Un genre : le psycho-thriller
Jusqu’à Body Double en 1984, la plupart des films de De Palma appartiennent au genre psycho-thriller, porté à maturité par Alfred Hitchcock en 1960 avec Psychose. « Psycho », parce que le meurtrier souffre souvent de troubles psychiques graves ; « thriller » car le héros depalmien est immanquablement une victime potentielle et doit sans cesse faire preuve de son innocence, thème hithcockien par excellence. Même Scarface, variation écarlate du film homonyme de Howard Hawks (1931), qu’il signe en 1983, vire au psycho-thriller tant son héros, Tony Montana (Al Pacino), est gagné par la paranoïa et fait peser sur ses proches une menace permanente.

Thèmes de prédilection
De 1984 à 1992, Brian De Palma s’éloigne provisoirement du genre, même s’il continue d’approfondir ses thèmes de prédilection.

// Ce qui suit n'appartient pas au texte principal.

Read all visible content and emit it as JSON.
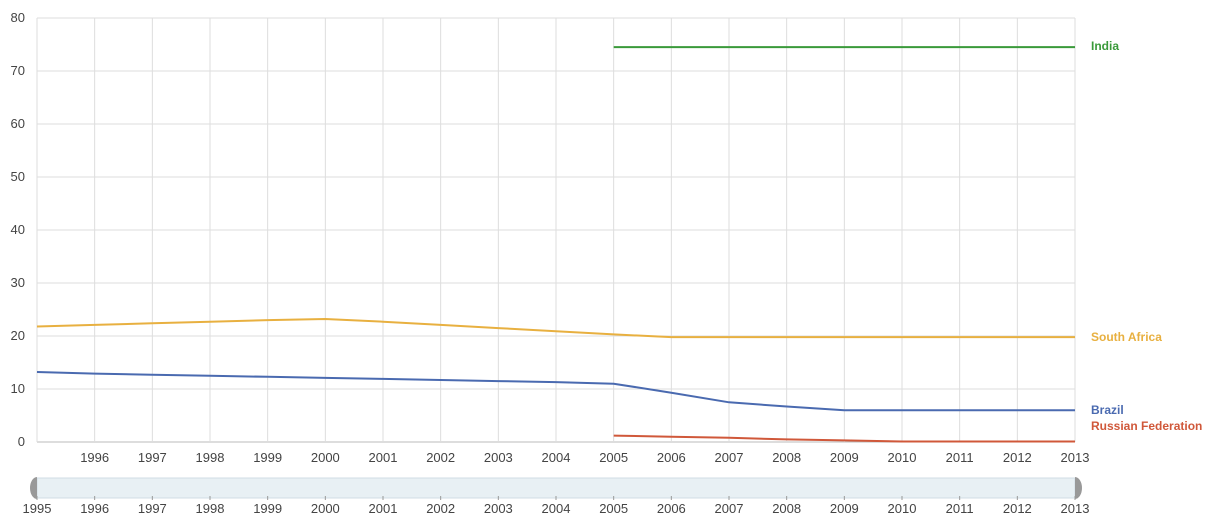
{
  "chart_data": {
    "type": "line",
    "title": "",
    "xlabel": "",
    "ylabel": "",
    "x": [
      1995,
      1996,
      1997,
      1998,
      1999,
      2000,
      2001,
      2002,
      2003,
      2004,
      2005,
      2006,
      2007,
      2008,
      2009,
      2010,
      2011,
      2012,
      2013
    ],
    "xlim": [
      1995,
      2013
    ],
    "ylim": [
      0,
      80
    ],
    "y_ticks": [
      0,
      10,
      20,
      30,
      40,
      50,
      60,
      70,
      80
    ],
    "x_ticks": [
      "1996",
      "1997",
      "1998",
      "1999",
      "2000",
      "2001",
      "2002",
      "2003",
      "2004",
      "2005",
      "2006",
      "2007",
      "2008",
      "2009",
      "2010",
      "2011",
      "2012",
      "2013"
    ],
    "grid": true,
    "legend": "inline-right",
    "series": [
      {
        "name": "India",
        "color": "#3a9a3a",
        "points": [
          [
            2005,
            74.5
          ],
          [
            2006,
            74.5
          ],
          [
            2007,
            74.5
          ],
          [
            2008,
            74.5
          ],
          [
            2009,
            74.5
          ],
          [
            2010,
            74.5
          ],
          [
            2011,
            74.5
          ],
          [
            2012,
            74.5
          ],
          [
            2013,
            74.5
          ]
        ]
      },
      {
        "name": "South Africa",
        "color": "#e8b040",
        "points": [
          [
            1995,
            21.8
          ],
          [
            1996,
            22.1
          ],
          [
            1997,
            22.4
          ],
          [
            1998,
            22.7
          ],
          [
            1999,
            23.0
          ],
          [
            2000,
            23.2
          ],
          [
            2001,
            22.7
          ],
          [
            2002,
            22.1
          ],
          [
            2003,
            21.5
          ],
          [
            2004,
            20.9
          ],
          [
            2005,
            20.3
          ],
          [
            2006,
            19.8
          ],
          [
            2007,
            19.8
          ],
          [
            2008,
            19.8
          ],
          [
            2009,
            19.8
          ],
          [
            2010,
            19.8
          ],
          [
            2011,
            19.8
          ],
          [
            2012,
            19.8
          ],
          [
            2013,
            19.8
          ]
        ]
      },
      {
        "name": "Brazil",
        "color": "#4a6ab0",
        "points": [
          [
            1995,
            13.2
          ],
          [
            1996,
            12.9
          ],
          [
            1997,
            12.7
          ],
          [
            1998,
            12.5
          ],
          [
            1999,
            12.3
          ],
          [
            2000,
            12.1
          ],
          [
            2001,
            11.9
          ],
          [
            2002,
            11.7
          ],
          [
            2003,
            11.5
          ],
          [
            2004,
            11.3
          ],
          [
            2005,
            11.0
          ],
          [
            2006,
            9.3
          ],
          [
            2007,
            7.5
          ],
          [
            2008,
            6.7
          ],
          [
            2009,
            6.0
          ],
          [
            2010,
            6.0
          ],
          [
            2011,
            6.0
          ],
          [
            2012,
            6.0
          ],
          [
            2013,
            6.0
          ]
        ]
      },
      {
        "name": "Russian Federation",
        "color": "#d0583a",
        "points": [
          [
            2005,
            1.2
          ],
          [
            2006,
            1.0
          ],
          [
            2007,
            0.8
          ],
          [
            2008,
            0.5
          ],
          [
            2009,
            0.3
          ],
          [
            2010,
            0.1
          ],
          [
            2011,
            0.1
          ],
          [
            2012,
            0.1
          ],
          [
            2013,
            0.1
          ]
        ]
      }
    ],
    "range_slider": {
      "ticks": [
        "1995",
        "1996",
        "1997",
        "1998",
        "1999",
        "2000",
        "2001",
        "2002",
        "2003",
        "2004",
        "2005",
        "2006",
        "2007",
        "2008",
        "2009",
        "2010",
        "2011",
        "2012",
        "2013"
      ],
      "start": 1995,
      "end": 2013
    }
  }
}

Il adapte d’abord les aventures « prohibées » d’Elliot Ness (Les Incorruptibles), donne sa propre version de la guerre du Viêtnam (Outrages avec Michael J. Fox et Sean Penn), puis porte à l’écran un best-seller de Tom Wolfe (Le bûcher des vanités avec Tom Hanks, Melanie Griffith et Bruce Willis). À l’exception d’Outrages et du Bûcher, tous les films de De Palma se présentent comme des variations de grands classiques du cinéma, en priorité ceux d’Alfred Hitchcock, son maître. Pulsions et Obsessions travaillent autour de Vertigo, Body Double prend comme point de départ Fenêtre sur cour, tandis que Blow Out décalque l’argument initial du Blow Up de Michelangelo Antonioni (1967). Du cinéaste allemand Fritz Lang, De Palma a surtout retenu l’obsession du contrôle et de la manipulation, qui se traduit par le comportement systématiquement voyeuriste de ses héros, à l’image de ses bad guys (Swann dans Phantom of the Paradise, Childress dans Furie, Travolta dans Blow Out), versions modernes du Docteur Mabuse.

Le réseau avant l'heure
Une chose est sûre, dans les films de Brian De Palma, les individus ne cessent de se surveiller, de s’épier, via une armada de systèmes de contrôle et de caméras de surveillance. Même Tony Montana dans Scarface finira ses jours prostré dans un bunker entouré de moniteurs vidéo. Mais depuis l'échec de Femme fatale (2002), avec Antonio Banderas et Rebecca Romjin, De Palma peine à retrouver son souffle tant ses thèmes de prédilection sont aujourd'hui réels avec cette profusion de réseaux sociaux épieurs. Son dernier film, Passion, est annoncé dès demain 13 février au cinéma. Un film chaud comme la braise et manipulateur à souhait avec Rachel McAdams et Noomi Rapace.